Former Ukrainian Prime Minister Yulia Tymoshenko returned to jail on Sunday after she refused treatment for severe back pain at a state-run hospital.

"First Tymoshenko was secretly taken to a hospital at night on Friday… and then on Sunday she was suddenly returned to jail," her political party Batkivshchyna (Fatherland) said in a statement. Tymoshenko's lawyer, Serhiy Vlasenko called the back-and-forth shuttling "absurd."

Tymoshenko previously said she did not trust any state-appointed doctors. She was taken to a hospital in Kharkiv belonging to the state-owned railway company, located in the same city as her prison.

German doctors who examined Tymoshenko for her herniated disc recommended urgent treatment in a specialized clinic. They inspected the Kharkiv hospital where she was briefly moved, but have made no public statements.

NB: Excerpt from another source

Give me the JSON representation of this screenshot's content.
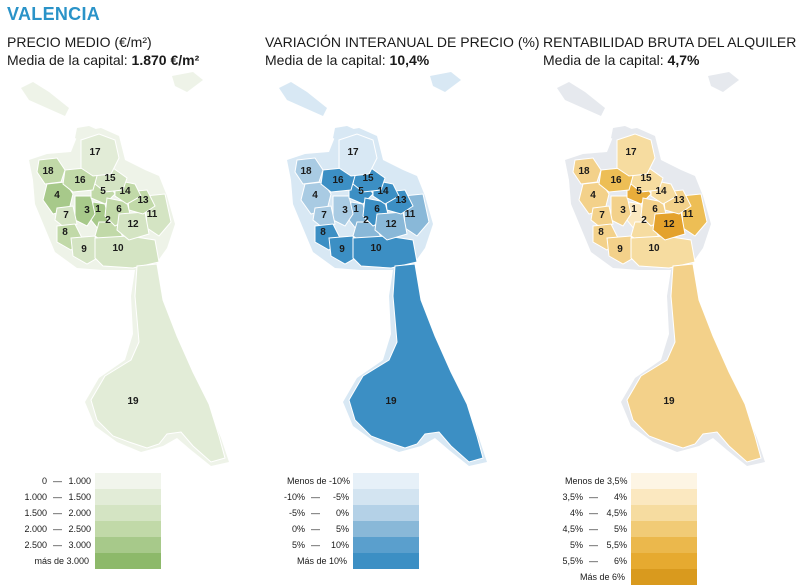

The state prison service said that Tymoshenko was moved back to prison Sunday because she "categorically" refused treatment at the clinic.

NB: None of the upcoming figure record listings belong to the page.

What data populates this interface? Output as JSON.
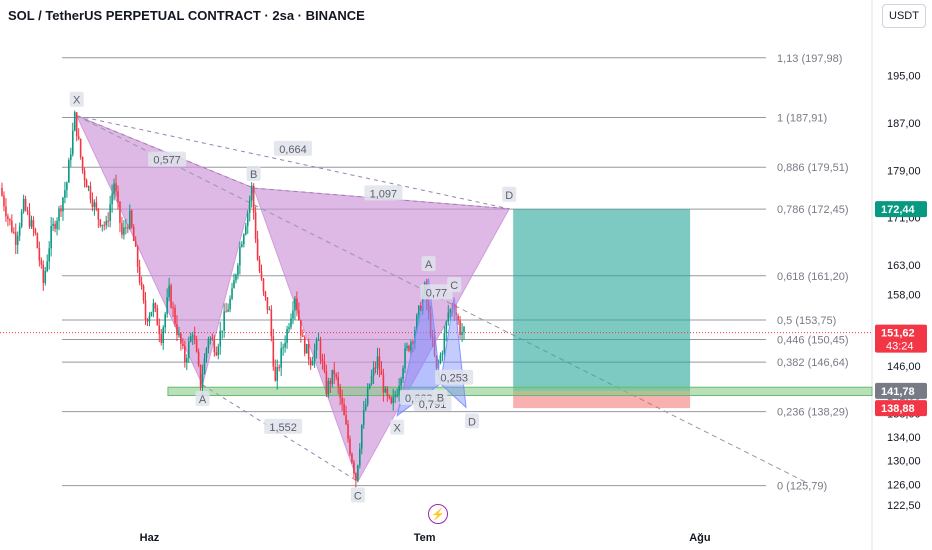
{
  "header": {
    "title": "SOL / TetherUS PERPETUAL CONTRACT · 2sa · BINANCE",
    "currency": "USDT"
  },
  "colors": {
    "up": "#089981",
    "down": "#f23645",
    "pattern_fill": "#ce93d8",
    "pattern2_fill": "#7b8cff",
    "profit_zone": "#26a69a",
    "loss_zone": "#ef5350",
    "zone_line": "#81c784",
    "fib_line": "#9598a1"
  },
  "chart_data": {
    "type": "candlestick",
    "y_axis": {
      "range": [
        120.0,
        203.0
      ],
      "tick_labels": [
        "195,00",
        "187,00",
        "179,00",
        "171,00",
        "163,00",
        "158,00",
        "151,00",
        "146,00",
        "141,00",
        "138,00",
        "134,00",
        "130,00",
        "126,00",
        "122,50"
      ],
      "tick_values": [
        195.0,
        187.0,
        179.0,
        171.0,
        163.0,
        158.0,
        151.0,
        146.0,
        141.0,
        138.0,
        134.0,
        130.0,
        126.0,
        122.5
      ]
    },
    "x_axis": {
      "labels": [
        "Haz",
        "Tem",
        "Ağu"
      ],
      "label_index": [
        75,
        215,
        355
      ]
    },
    "fib_levels": [
      {
        "ratio": "1,13",
        "price": 197.98,
        "label": "1,13 (197,98)"
      },
      {
        "ratio": "1",
        "price": 187.91,
        "label": "1 (187,91)"
      },
      {
        "ratio": "0,886",
        "price": 179.51,
        "label": "0,886 (179,51)"
      },
      {
        "ratio": "0,786",
        "price": 172.45,
        "label": "0,786 (172,45)"
      },
      {
        "ratio": "0,618",
        "price": 161.2,
        "label": "0,618 (161,20)"
      },
      {
        "ratio": "0,5",
        "price": 153.75,
        "label": "0,5 (153,75)"
      },
      {
        "ratio": "0,446",
        "price": 150.45,
        "label": "0,446 (150,45)"
      },
      {
        "ratio": "0,382",
        "price": 146.64,
        "label": "0,382 (146,64)"
      },
      {
        "ratio": "0,236",
        "price": 138.29,
        "label": "0,236 (138,29)"
      },
      {
        "ratio": "0",
        "price": 125.79,
        "label": "0 (125,79)"
      }
    ],
    "price_tags": [
      {
        "price": 172.44,
        "label": "172,44",
        "color": "#089981"
      },
      {
        "price": 151.62,
        "label": "151,62",
        "sublabel": "43:24",
        "color": "#f23645"
      },
      {
        "price": 141.78,
        "label": "141,78",
        "color": "#787b86"
      },
      {
        "price": 138.88,
        "label": "138,88",
        "color": "#f23645"
      }
    ],
    "current_price": 151.62,
    "support_zone": {
      "top": 142.4,
      "bottom": 141.0,
      "from_index": 90,
      "to_index": 465
    },
    "position": {
      "entry": 141.78,
      "target": 172.44,
      "stop": 138.88,
      "from_index": 260,
      "to_index": 350
    },
    "trendline": {
      "from": [
        38,
        188.2
      ],
      "to": [
        410,
        126.2
      ]
    },
    "pattern_main": {
      "points": {
        "X": [
          38,
          188.2
        ],
        "A": [
          102,
          142.8
        ],
        "B": [
          128,
          176.0
        ],
        "C": [
          181,
          126.5
        ],
        "D": [
          258,
          172.5
        ]
      },
      "ratios": [
        {
          "label": "0,577",
          "at": [
            84,
            180.8
          ]
        },
        {
          "label": "0,664",
          "at": [
            148,
            182.6
          ]
        },
        {
          "label": "1,097",
          "at": [
            194,
            175.1
          ]
        },
        {
          "label": "1,552",
          "at": [
            143,
            135.7
          ]
        }
      ]
    },
    "pattern_small": {
      "points": {
        "X": [
          201,
          137.6
        ],
        "A": [
          217,
          160.8
        ],
        "B": [
          223,
          143.0
        ],
        "C": [
          230,
          157.6
        ],
        "D": [
          236,
          139.0
        ]
      },
      "ratios": [
        {
          "label": "0,77",
          "at": [
            221,
            158.4
          ]
        },
        {
          "label": "0,662",
          "at": [
            212,
            140.6
          ]
        },
        {
          "label": "0,791",
          "at": [
            219,
            139.6
          ]
        },
        {
          "label": "0,253",
          "at": [
            230,
            144.0
          ]
        }
      ]
    },
    "candles": {
      "start_index": 0,
      "count": 236,
      "anchors": [
        [
          0,
          176.0
        ],
        [
          4,
          171.0
        ],
        [
          8,
          167.5
        ],
        [
          12,
          173.0
        ],
        [
          18,
          168.0
        ],
        [
          22,
          160.0
        ],
        [
          26,
          168.5
        ],
        [
          30,
          172.0
        ],
        [
          34,
          177.0
        ],
        [
          38,
          188.0
        ],
        [
          42,
          179.0
        ],
        [
          46,
          175.0
        ],
        [
          50,
          171.0
        ],
        [
          54,
          169.5
        ],
        [
          58,
          177.0
        ],
        [
          62,
          168.0
        ],
        [
          66,
          171.0
        ],
        [
          70,
          163.0
        ],
        [
          74,
          154.0
        ],
        [
          78,
          156.0
        ],
        [
          82,
          151.0
        ],
        [
          86,
          158.5
        ],
        [
          90,
          152.0
        ],
        [
          94,
          147.0
        ],
        [
          98,
          152.0
        ],
        [
          102,
          143.0
        ],
        [
          106,
          151.0
        ],
        [
          110,
          149.0
        ],
        [
          114,
          154.0
        ],
        [
          118,
          158.0
        ],
        [
          122,
          166.0
        ],
        [
          126,
          172.0
        ],
        [
          128,
          176.0
        ],
        [
          131,
          164.0
        ],
        [
          134,
          158.0
        ],
        [
          137,
          155.0
        ],
        [
          140,
          143.0
        ],
        [
          143,
          148.0
        ],
        [
          146,
          152.0
        ],
        [
          150,
          158.0
        ],
        [
          154,
          150.0
        ],
        [
          158,
          147.0
        ],
        [
          162,
          150.0
        ],
        [
          166,
          142.0
        ],
        [
          170,
          145.0
        ],
        [
          174,
          139.0
        ],
        [
          178,
          132.0
        ],
        [
          181,
          127.0
        ],
        [
          184,
          136.0
        ],
        [
          188,
          143.0
        ],
        [
          192,
          147.0
        ],
        [
          196,
          141.0
        ],
        [
          199,
          139.0
        ],
        [
          202,
          142.0
        ],
        [
          206,
          148.0
        ],
        [
          210,
          151.0
        ],
        [
          213,
          155.0
        ],
        [
          216,
          159.0
        ],
        [
          219,
          152.0
        ],
        [
          222,
          145.0
        ],
        [
          225,
          149.0
        ],
        [
          228,
          155.0
        ],
        [
          231,
          156.0
        ],
        [
          234,
          152.0
        ],
        [
          236,
          151.6
        ]
      ]
    }
  }
}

Currently serving a seven-year term on charges of abuse of office, Tymoshenko is also facing charges of tax evasion and attempted embezzlement in a separate trial which carries a sentence of up to 12 years. Tymoshenko has denied any wrongdoing in both cases, dismissing them as part of a campaign of repression by the government of President Viktor Yanukovich.

The case and treatment of the former prime minister has damaged Ukraine's ties with the West. The European Union described the case as an example of selective justice and has warned Ukraine that its members will not ratify key bilateral agreements on political association and free trade while Tymoshenko remains in prison.